Observability refresher
Observability is an important cloud computing concept. TechTarget defines observability as “an element in control theory, which says that the internal states of IT systems can be deduced from the relationship between their inputs and outputs.”.
Observability is not the same as monitoring. Monitoring depends on reviewing log information for anomalies, usually to verify if a thing happened (or not). To find the root cause of an event, you’ll probably pour through lots of events from different monitoring streams. Observability looks at outputs of a workflow (not just a system) to analyze the current state of that system.
There are three pillars of observability:
- Logs: Records of events, provided in human-readable formats.
- Metrics: Real-time operating data, of data measured over time. These are usually accessed via API.
- Traces: Representation of causally related distributed events (via O’Reilly). Traces provide an understanding of the entire lifecycle of a workflow.
From a cloud operations perspective, observability is critical to quickly find issues in a distributed application that could impact customers or company revenue.
Kentik pulls it all together for public cloud network observability
Kentik focuses on network observability.
They have a SaaS solution that analyzes telemetry and flow data from infrastructure network components (cloud, internet, and on premises datacenter). This relieves the companies from having to continually add new appliances to collect and analyze that data.
This is a great thing for customers, Kentik is storing and processing a lot of flow information.
They observe the state of your network, but they don’t do the remediation. However, they are able to connect into other applications like New Relic and Splunk to act when a threat or issue is inferred by their observability.
Cloud economics is a cloud operations skill
As on-premises operators start moving into cloud operations roles, one thing that is important to learn to understand is cloud economics. You have probably heard of #finops (or financial operations). This is the practice of keeping an organization within its cloud operations budget.
Observability is key for evaluating cloud economics. Kentik’s network observability can help answer questions about your network. For example:
- When will we be at capacity?
- What’s driving latency in a particular cloud region?
- What does distribution look like across regions?

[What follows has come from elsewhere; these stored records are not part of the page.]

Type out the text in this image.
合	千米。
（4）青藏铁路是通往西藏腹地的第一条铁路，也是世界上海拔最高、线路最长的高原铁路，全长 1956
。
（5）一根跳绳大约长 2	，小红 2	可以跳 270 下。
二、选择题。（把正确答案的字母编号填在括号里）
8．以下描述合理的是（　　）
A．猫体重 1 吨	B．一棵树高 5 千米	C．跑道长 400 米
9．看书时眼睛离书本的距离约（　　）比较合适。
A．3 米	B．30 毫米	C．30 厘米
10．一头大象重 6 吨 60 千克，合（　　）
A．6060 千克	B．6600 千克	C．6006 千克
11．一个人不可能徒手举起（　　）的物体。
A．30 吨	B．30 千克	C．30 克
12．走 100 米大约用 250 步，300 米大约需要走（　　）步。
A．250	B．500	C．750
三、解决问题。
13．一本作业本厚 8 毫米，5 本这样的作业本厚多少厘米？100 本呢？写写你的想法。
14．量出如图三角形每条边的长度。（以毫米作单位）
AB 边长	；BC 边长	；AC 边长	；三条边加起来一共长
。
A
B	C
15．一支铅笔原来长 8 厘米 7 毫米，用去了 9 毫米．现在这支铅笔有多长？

- What should we be performance testing?
- Is the network the problem?
Kentik gathers cloud provider metrics to see how that impacts performance. They also use synthetic agents to test your infrastructure across the public infrastructure. They also have an open-source synthetic agent that you can use to test your private infrastructure. If you want a nice explanation of how this all works, check out this presentation:
They take 8M records and combine them into records with much more context that can get you beyond the “it’s slow” or “it’s not working” issues to understanding the underlying cause of performance issues. This network observability can even help you uncover hidden cloud costs.
Finding hidden cloud costs
How can operations help with hidden cloud costs? Mike Kygeris explained this. He told us about a customer who got a surprise AWS bill. They had migrated an application to the cloud, and it used S3 to store data. They decided to just send the data to S3 but didn’t consider that the data would have to go thru a NAT gateway. The charge for that would have been about $150K a year.
But, the traffic didn’t need to go through that gateway! During the migration, they should have had the data go thru a VPC endpoint. Using observability to see the traffic patterns, they cut the transit costs and the NAT gateway cost.
Understanding the best architecture can save money, and network observability can pinpoint when the architecture is not cost-optimized. Understanding this is an operations skill.
This presentation dove deep into these types of use cases.
Real Talk
Observability is critical to cloud operations. Network observability is vital when running any sort of distributed application. It helps answer questions, even the age-old question of “is it the network’s fault?”.
But there is no way to evaluate telemetry from modern applications that is required for observability – there is too much! Kentik is an interesting platform for network observability. They have a free trial to check out.
If you’re old-school ops like me, learning how to use observability and be more cloud economics fluent is a good skill to learn.